Salt the zucchinis and place them in a colander to rest for about 30′ so they lose their water content.
Meanwhile, proceed to create the carrot noodles in the same way using the spiralizer and shortening them from time to time.
Once the resting time for the zucchinis is over, squeeze them to remove all the residual water. Butter a baking dish and create swallow nests with half of the vegetables and arrange them alternately to create a scenic effect, then salt and pepper.
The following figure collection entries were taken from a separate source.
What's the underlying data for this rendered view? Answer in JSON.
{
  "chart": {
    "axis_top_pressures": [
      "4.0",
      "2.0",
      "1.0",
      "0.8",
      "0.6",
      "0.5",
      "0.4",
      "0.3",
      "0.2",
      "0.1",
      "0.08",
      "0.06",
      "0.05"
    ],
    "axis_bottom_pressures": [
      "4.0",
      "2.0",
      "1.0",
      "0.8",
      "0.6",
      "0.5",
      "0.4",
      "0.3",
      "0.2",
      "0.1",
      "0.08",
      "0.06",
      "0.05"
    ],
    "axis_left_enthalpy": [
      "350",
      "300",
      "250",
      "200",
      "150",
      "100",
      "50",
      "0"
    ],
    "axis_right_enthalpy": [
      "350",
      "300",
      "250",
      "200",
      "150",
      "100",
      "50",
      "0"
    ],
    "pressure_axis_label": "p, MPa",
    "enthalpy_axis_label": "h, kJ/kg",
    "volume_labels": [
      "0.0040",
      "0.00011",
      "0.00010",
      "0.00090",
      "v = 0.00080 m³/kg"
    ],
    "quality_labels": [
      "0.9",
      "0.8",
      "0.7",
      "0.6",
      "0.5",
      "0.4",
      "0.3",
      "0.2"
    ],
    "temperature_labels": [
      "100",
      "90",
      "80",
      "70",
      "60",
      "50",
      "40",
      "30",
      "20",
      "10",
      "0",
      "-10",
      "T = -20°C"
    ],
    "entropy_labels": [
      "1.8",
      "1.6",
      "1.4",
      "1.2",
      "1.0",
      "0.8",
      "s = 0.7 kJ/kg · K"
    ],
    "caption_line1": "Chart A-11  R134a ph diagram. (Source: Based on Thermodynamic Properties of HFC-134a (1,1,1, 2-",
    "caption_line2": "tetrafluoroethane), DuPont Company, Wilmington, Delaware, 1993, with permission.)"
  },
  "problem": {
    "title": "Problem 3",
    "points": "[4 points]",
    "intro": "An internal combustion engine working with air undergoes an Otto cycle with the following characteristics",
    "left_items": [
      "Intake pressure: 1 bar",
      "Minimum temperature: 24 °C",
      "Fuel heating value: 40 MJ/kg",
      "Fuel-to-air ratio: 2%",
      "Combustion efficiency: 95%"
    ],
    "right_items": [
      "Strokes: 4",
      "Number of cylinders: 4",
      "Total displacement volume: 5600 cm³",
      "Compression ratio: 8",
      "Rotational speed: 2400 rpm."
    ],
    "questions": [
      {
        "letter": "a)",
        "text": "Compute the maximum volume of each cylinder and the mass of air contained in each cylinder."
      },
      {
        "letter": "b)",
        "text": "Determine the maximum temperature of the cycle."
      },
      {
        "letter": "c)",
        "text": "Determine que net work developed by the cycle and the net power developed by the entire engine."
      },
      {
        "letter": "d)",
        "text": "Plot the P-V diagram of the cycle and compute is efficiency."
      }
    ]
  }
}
Beat the eggs with the milk, the Parmesan cheese, the herbs, and a pinch of salt and nutmeg. Distribute half of this mixture over the swallow nests and fill with half of the crumbled stracchino.
Repeat the operation, creating a second layer with the other half of the vegetables, complete with the rest of the egg mixture and the stracchino. Bake in a preheated oven at 350°F for 25′, then another 5′ with the grill function. Serve slightly warm.
And voilà… the baked zucchini and carrot nests are ready to be enjoyed!
Bon Appétit from La Cucina di FeFè!
Storage
👉The baked zucchini and carrot nests can be stored in the fridge covered with plastic wrap or in airtight containers for up to 3-4 days.
Tips, Notes, Variations, and Suggestions
🟣The choice of stracchino: it is certainly optional, ultimately it can be replaced with another fresh cheese like robiola, quark cheese, or ricotta and cottage cheese; but the preparation can also include the use of aged cheeses like Asiago or sweet/spicy provolone.